What Happens If a Subwoofer Fails?

technician checking a subwoofer
Video | eHow

You enjoy your home theater system when something strange happens to your low-end sound. Perhaps it becomes very soft or begins to sound distorted. Perhaps there is no sound coming from the low end, or it starts to sound strange and extremely loud.

When a subwoofer is damaged or blown, one of two things is the culprit: either receiving too much power or too much signal. Clipped signals are the cause of many defective subwoofers, as well as putting excess energy on your subwoofer.

Clipped Signals

You can easily damage your subwoofer by turning up a slanted signal to catch it better. Signs that are clipped or distorted are disastrous for your subwoofer. Sometimes, you may not realize your signal is distorted until the levels are so high that it distorts and causes damage.

Excessive Power

An excess of power frequently causes a blown subwoofer. A subwoofer can only handle so much volume. It can be forced to operate beyond its limits, resulting in excessive pressure and damage.
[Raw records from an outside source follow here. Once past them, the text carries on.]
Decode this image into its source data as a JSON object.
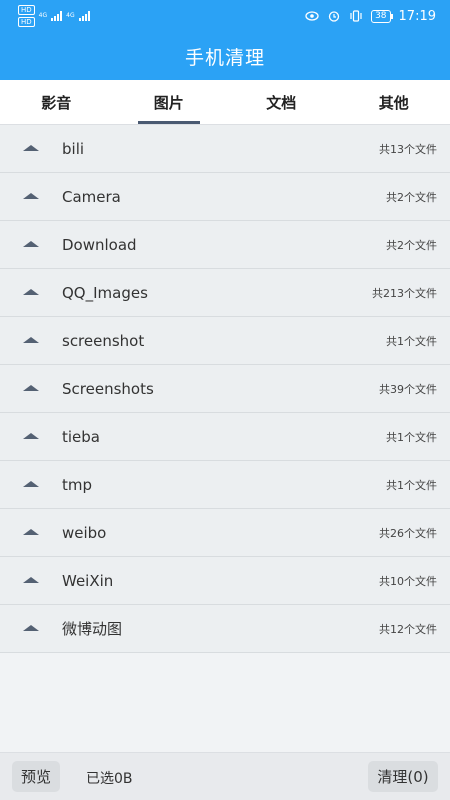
{
  "status_bar": {
    "hd_label": "HD",
    "net_label": "4G",
    "battery": "38",
    "time": "17:19"
  },
  "app": {
    "title": "手机清理"
  },
  "tabs": [
    {
      "label": "影音",
      "active": false
    },
    {
      "label": "图片",
      "active": true
    },
    {
      "label": "文档",
      "active": false
    },
    {
      "label": "其他",
      "active": false
    }
  ],
  "folders": [
    {
      "name": "bili",
      "count": "共13个文件"
    },
    {
      "name": "Camera",
      "count": "共2个文件"
    },
    {
      "name": "Download",
      "count": "共2个文件"
    },
    {
      "name": "QQ_Images",
      "count": "共213个文件"
    },
    {
      "name": "screenshot",
      "count": "共1个文件"
    },
    {
      "name": "Screenshots",
      "count": "共39个文件"
    },
    {
      "name": "tieba",
      "count": "共1个文件"
    },
    {
      "name": "tmp",
      "count": "共1个文件"
    },
    {
      "name": "weibo",
      "count": "共26个文件"
    },
    {
      "name": "WeiXin",
      "count": "共10个文件"
    },
    {
      "name": "微博动图",
      "count": "共12个文件"
    }
  ],
  "bottom": {
    "preview_label": "预览",
    "selected_label": "已选0B",
    "clean_label": "清理(0)"
  },
  "colors": {
    "accent": "#2ba2f5",
    "tab_indicator": "#4a5a72"
  },
  "icons": [
    "eye-icon",
    "alarm-icon",
    "vibrate-icon",
    "battery-icon",
    "signal-icon",
    "expand-triangle-icon"
  ]
}
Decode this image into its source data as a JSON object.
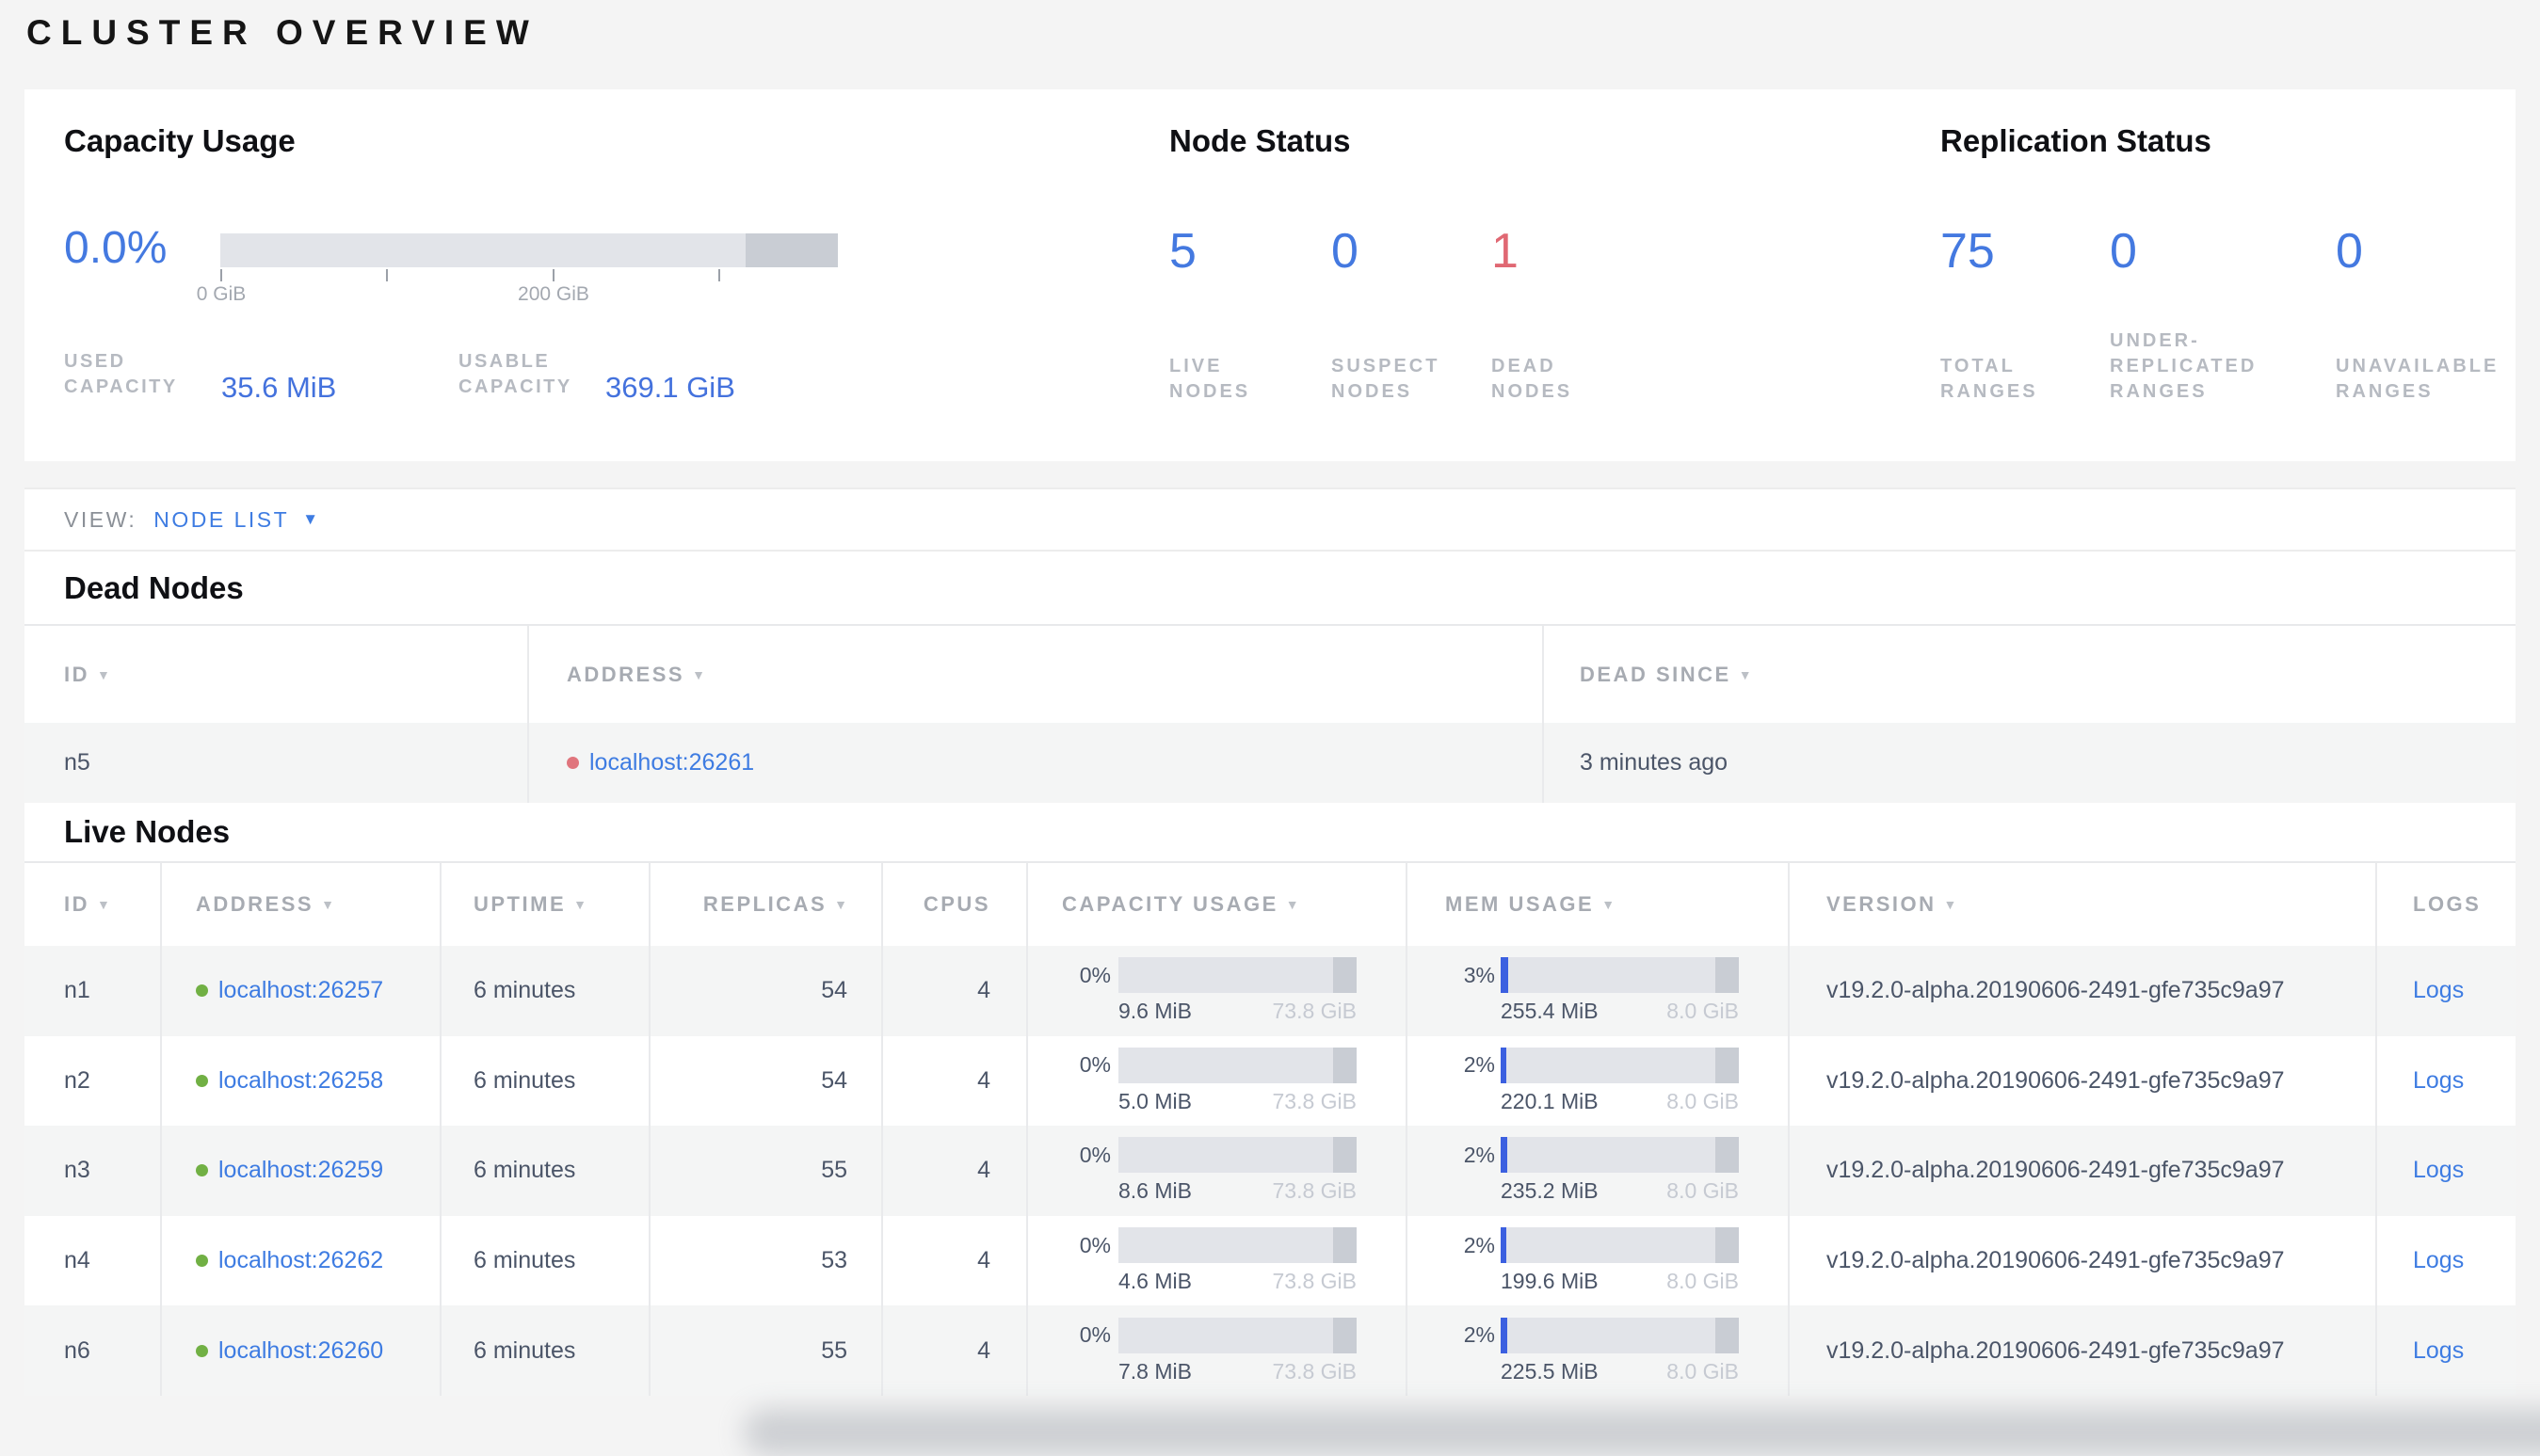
{
  "colors": {
    "accent_blue": "#3e7ce2",
    "stat_blue": "#4479e0",
    "stat_red": "#e06873",
    "green_dot": "#71b044",
    "red_dot": "#e0757d",
    "mem_fill": "#3c60e0",
    "bar_track": "#e2e4e9",
    "bar_cap": "#c9cdd4"
  },
  "icons": {
    "sort_arrow": "▼",
    "dropdown_arrow": "▼"
  },
  "title": "CLUSTER OVERVIEW",
  "summary": {
    "capacity": {
      "title": "Capacity Usage",
      "percent": "0.0%",
      "ticks": [
        "0 GiB",
        "200 GiB"
      ],
      "used_frac": 0.0,
      "used": {
        "line1": "USED",
        "line2": "CAPACITY",
        "value": "35.6 MiB"
      },
      "usable": {
        "line1": "USABLE",
        "line2": "CAPACITY",
        "value": "369.1 GiB"
      }
    },
    "node_status": {
      "title": "Node Status",
      "stats": [
        {
          "value": "5",
          "lines": [
            "LIVE",
            "NODES"
          ]
        },
        {
          "value": "0",
          "lines": [
            "SUSPECT",
            "NODES"
          ]
        },
        {
          "value": "1",
          "lines": [
            "DEAD",
            "NODES"
          ]
        }
      ]
    },
    "replication": {
      "title": "Replication Status",
      "stats": [
        {
          "value": "75",
          "lines": [
            "TOTAL",
            "RANGES"
          ]
        },
        {
          "value": "0",
          "lines": [
            "UNDER-",
            "REPLICATED",
            "RANGES"
          ]
        },
        {
          "value": "0",
          "lines": [
            "UNAVAILABLE",
            "RANGES"
          ]
        }
      ]
    }
  },
  "view_bar": {
    "label": "VIEW:",
    "selected": "NODE LIST"
  },
  "dead_nodes": {
    "title": "Dead Nodes",
    "columns": {
      "id": "ID",
      "address": "ADDRESS",
      "dead_since": "DEAD SINCE"
    },
    "rows": [
      {
        "id": "n5",
        "address": "localhost:26261",
        "dead_since": "3 minutes ago"
      }
    ]
  },
  "live_nodes": {
    "title": "Live Nodes",
    "columns": {
      "id": "ID",
      "address": "ADDRESS",
      "uptime": "UPTIME",
      "replicas": "REPLICAS",
      "cpus": "CPUS",
      "capacity": "CAPACITY USAGE",
      "mem": "MEM USAGE",
      "version": "VERSION",
      "logs": "LOGS"
    },
    "rows": [
      {
        "id": "n1",
        "address": "localhost:26257",
        "uptime": "6 minutes",
        "replicas": "54",
        "cpus": "4",
        "capacity": {
          "percent": "0%",
          "frac": 0.0,
          "used": "9.6 MiB",
          "total": "73.8 GiB"
        },
        "mem": {
          "percent": "3%",
          "frac": 0.03,
          "used": "255.4 MiB",
          "total": "8.0 GiB"
        },
        "version": "v19.2.0-alpha.20190606-2491-gfe735c9a97",
        "logs_label": "Logs"
      },
      {
        "id": "n2",
        "address": "localhost:26258",
        "uptime": "6 minutes",
        "replicas": "54",
        "cpus": "4",
        "capacity": {
          "percent": "0%",
          "frac": 0.0,
          "used": "5.0 MiB",
          "total": "73.8 GiB"
        },
        "mem": {
          "percent": "2%",
          "frac": 0.025,
          "used": "220.1 MiB",
          "total": "8.0 GiB"
        },
        "version": "v19.2.0-alpha.20190606-2491-gfe735c9a97",
        "logs_label": "Logs"
      },
      {
        "id": "n3",
        "address": "localhost:26259",
        "uptime": "6 minutes",
        "replicas": "55",
        "cpus": "4",
        "capacity": {
          "percent": "0%",
          "frac": 0.0,
          "used": "8.6 MiB",
          "total": "73.8 GiB"
        },
        "mem": {
          "percent": "2%",
          "frac": 0.027,
          "used": "235.2 MiB",
          "total": "8.0 GiB"
        },
        "version": "v19.2.0-alpha.20190606-2491-gfe735c9a97",
        "logs_label": "Logs"
      },
      {
        "id": "n4",
        "address": "localhost:26262",
        "uptime": "6 minutes",
        "replicas": "53",
        "cpus": "4",
        "capacity": {
          "percent": "0%",
          "frac": 0.0,
          "used": "4.6 MiB",
          "total": "73.8 GiB"
        },
        "mem": {
          "percent": "2%",
          "frac": 0.023,
          "used": "199.6 MiB",
          "total": "8.0 GiB"
        },
        "version": "v19.2.0-alpha.20190606-2491-gfe735c9a97",
        "logs_label": "Logs"
      },
      {
        "id": "n6",
        "address": "localhost:26260",
        "uptime": "6 minutes",
        "replicas": "55",
        "cpus": "4",
        "capacity": {
          "percent": "0%",
          "frac": 0.0,
          "used": "7.8 MiB",
          "total": "73.8 GiB"
        },
        "mem": {
          "percent": "2%",
          "frac": 0.026,
          "used": "225.5 MiB",
          "total": "8.0 GiB"
        },
        "version": "v19.2.0-alpha.20190606-2491-gfe735c9a97",
        "logs_label": "Logs"
      }
    ]
  }
}
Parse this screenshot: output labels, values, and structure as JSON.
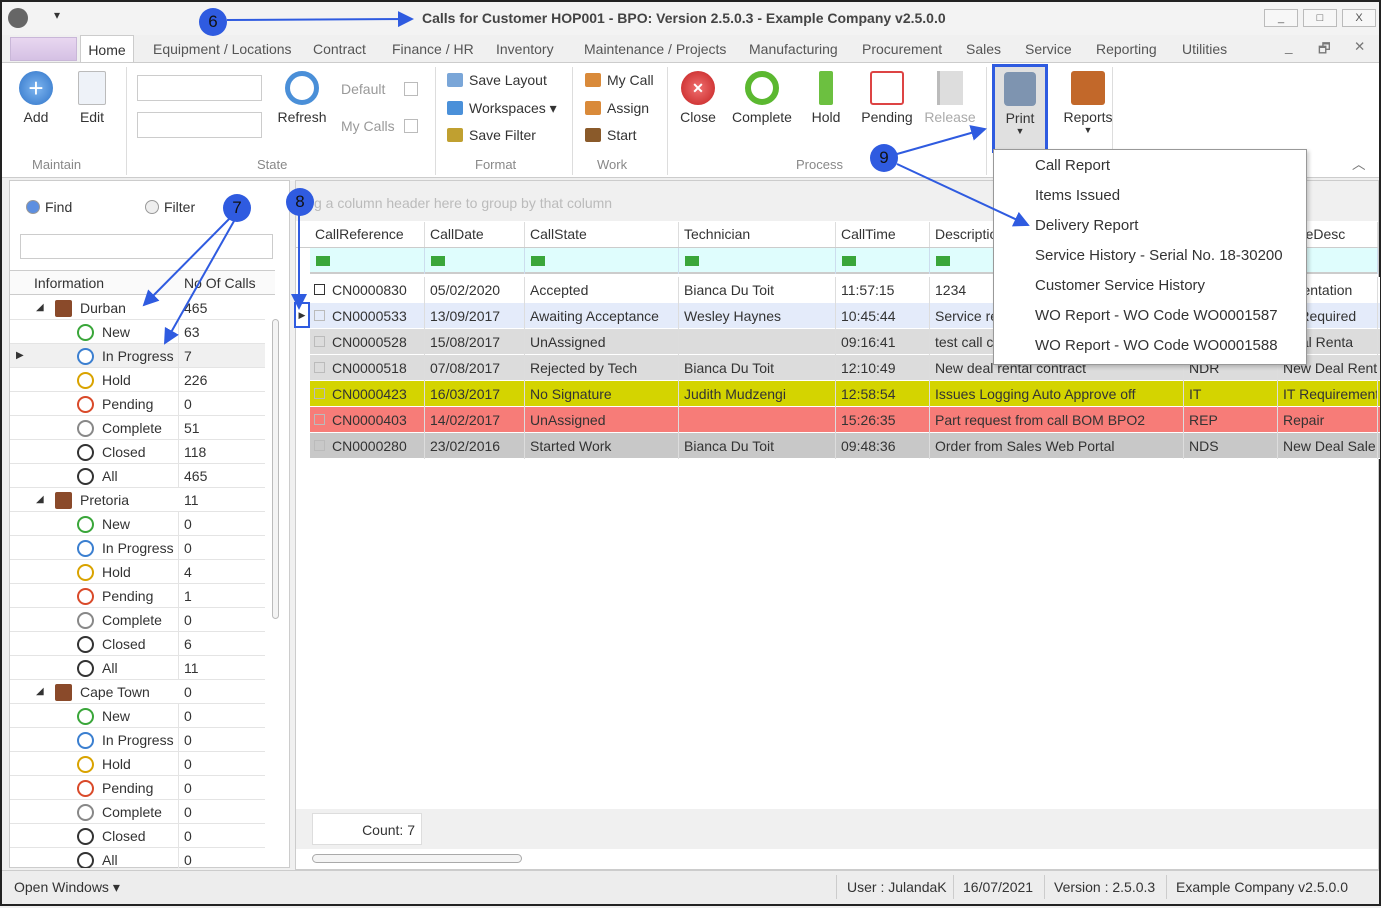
{
  "window": {
    "title": "Calls for Customer HOP001 - BPO: Version 2.5.0.3 - Example Company v2.5.0.0",
    "minimize": "_",
    "maximize": "□",
    "close": "X"
  },
  "tabs": [
    "Home",
    "Equipment / Locations",
    "Contract",
    "Finance / HR",
    "Inventory",
    "Maintenance / Projects",
    "Manufacturing",
    "Procurement",
    "Sales",
    "Service",
    "Reporting",
    "Utilities"
  ],
  "ribbon": {
    "maintain": {
      "label": "Maintain",
      "add": "Add",
      "edit": "Edit"
    },
    "state": {
      "label": "State",
      "refresh": "Refresh",
      "default": "Default",
      "my_calls": "My Calls"
    },
    "format": {
      "label": "Format",
      "save_layout": "Save Layout",
      "workspaces": "Workspaces ▾",
      "save_filter": "Save Filter"
    },
    "work": {
      "label": "Work",
      "my_call": "My Call",
      "assign": "Assign",
      "start": "Start"
    },
    "process": {
      "label": "Process",
      "close": "Close",
      "complete": "Complete",
      "hold": "Hold",
      "pending": "Pending",
      "release": "Release"
    },
    "print": "Print",
    "reports": "Reports"
  },
  "print_menu": [
    "Call Report",
    "Items Issued",
    "Delivery Report",
    "Service History - Serial No. 18-30200",
    "Customer Service History",
    "WO Report - WO Code WO0001587",
    "WO Report - WO Code WO0001588"
  ],
  "left_panel": {
    "find": "Find",
    "filter": "Filter",
    "search_value": "",
    "headers": [
      "Information",
      "No Of Calls"
    ],
    "branches": [
      {
        "name": "Durban",
        "count": "465",
        "states": [
          [
            "New",
            "63"
          ],
          [
            "In Progress",
            "7"
          ],
          [
            "Hold",
            "226"
          ],
          [
            "Pending",
            "0"
          ],
          [
            "Complete",
            "51"
          ],
          [
            "Closed",
            "118"
          ],
          [
            "All",
            "465"
          ]
        ]
      },
      {
        "name": "Pretoria",
        "count": "11",
        "states": [
          [
            "New",
            "0"
          ],
          [
            "In Progress",
            "0"
          ],
          [
            "Hold",
            "4"
          ],
          [
            "Pending",
            "1"
          ],
          [
            "Complete",
            "0"
          ],
          [
            "Closed",
            "6"
          ],
          [
            "All",
            "11"
          ]
        ]
      },
      {
        "name": "Cape Town",
        "count": "0",
        "states": [
          [
            "New",
            "0"
          ],
          [
            "In Progress",
            "0"
          ],
          [
            "Hold",
            "0"
          ],
          [
            "Pending",
            "0"
          ],
          [
            "Complete",
            "0"
          ],
          [
            "Closed",
            "0"
          ],
          [
            "All",
            "0"
          ]
        ]
      }
    ],
    "selected": "Durban / In Progress"
  },
  "grid": {
    "group_hint": "g a column header here to group by that column",
    "columns": [
      "CallReference",
      "CallDate",
      "CallState",
      "Technician",
      "CallTime",
      "Descriptio",
      "",
      "TypeDesc"
    ],
    "rows": [
      {
        "color": "#ffffff",
        "cells": [
          "CN0000830",
          "05/02/2020",
          "Accepted",
          "Bianca Du Toit",
          "11:57:15",
          "1234",
          "",
          "ementation"
        ]
      },
      {
        "color": "#e4ebfa",
        "cells": [
          "CN0000533",
          "13/09/2017",
          "Awaiting Acceptance",
          "Wesley Haynes",
          "10:45:44",
          "Service re",
          "",
          "er Required"
        ]
      },
      {
        "color": "#dcdcdc",
        "cells": [
          "CN0000528",
          "15/08/2017",
          "UnAssigned",
          "",
          "09:16:41",
          "test call c",
          "",
          "Deal Renta"
        ]
      },
      {
        "color": "#dcdcdc",
        "cells": [
          "CN0000518",
          "07/08/2017",
          "Rejected by Tech",
          "Bianca Du Toit",
          "12:10:49",
          "New deal rental contract",
          "NDR",
          "New Deal Renta"
        ]
      },
      {
        "color": "#d4d400",
        "cells": [
          "CN0000423",
          "16/03/2017",
          "No Signature",
          "Judith Mudzengi",
          "12:58:54",
          "Issues Logging Auto Approve off",
          "IT",
          "IT Requirement"
        ]
      },
      {
        "color": "#f77c78",
        "cells": [
          "CN0000403",
          "14/02/2017",
          "UnAssigned",
          "",
          "15:26:35",
          "Part request from call BOM BPO2",
          "REP",
          "Repair"
        ]
      },
      {
        "color": "#c8c8c8",
        "cells": [
          "CN0000280",
          "23/02/2016",
          "Started Work",
          "Bianca Du Toit",
          "09:48:36",
          "Order from Sales Web Portal",
          "NDS",
          "New Deal Sale"
        ]
      }
    ],
    "count": "Count: 7"
  },
  "status": {
    "open_windows": "Open Windows ▾",
    "user": "User : JulandaK",
    "date": "16/07/2021",
    "version": "Version : 2.5.0.3",
    "company": "Example Company v2.5.0.0"
  },
  "annotations": [
    "6",
    "7",
    "8",
    "9"
  ],
  "colors": {
    "annotation": "#2f5be0",
    "state_new": "#3aa63a",
    "state_progress": "#3b7fd0",
    "state_hold": "#d9a300",
    "state_pending": "#d94a2a"
  }
}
Even though subwoofers are intelligently designed to withstand even more power than their prescribed RMS (root mean square) ratings (also known as Continuous Power Handling), ensuring that the sound is clear and distortion-free at extremely high volumes is critical.

If you don’t already know it, you should know your subwoofer RMS wattage to ensure that you consistently provide the appropriate amount of power to your subwoofer(s).

Various Methods for Determining Whether a Subwoofer is Blown

When you suspect a subwoofer in your home theater has blown, inspecting the woofer to diagnose the damage thoroughly is critical.

It could have been damaged in more than one area, and it’s critical to understand the various types of damage that can occur when a subwoofer blows in your home theater. The three main methods for determining whether a subwoofer is blown are listed below:

  1. Check the sound. Is it clipping, distorted, or something else?
  2. Examine the cone’s movement.
  3. To test electrical resistance, use a multimeter.

Continue reading to determine how to perform these tests without damaging the potentially defective subwoofer.

Method 1: Sound Evaluation

The sound that your subwoofer produces is a good indicator of the amount of damage that has been done. The following are the main sounds you’ll hear (or no sound) during a fully or partially blown subwoofer and their implications:

No Sound – This indicates that your subwoofer has most likely blown. Check the cable and the audio source. Before jumping to conclusions, double-check that these are operational.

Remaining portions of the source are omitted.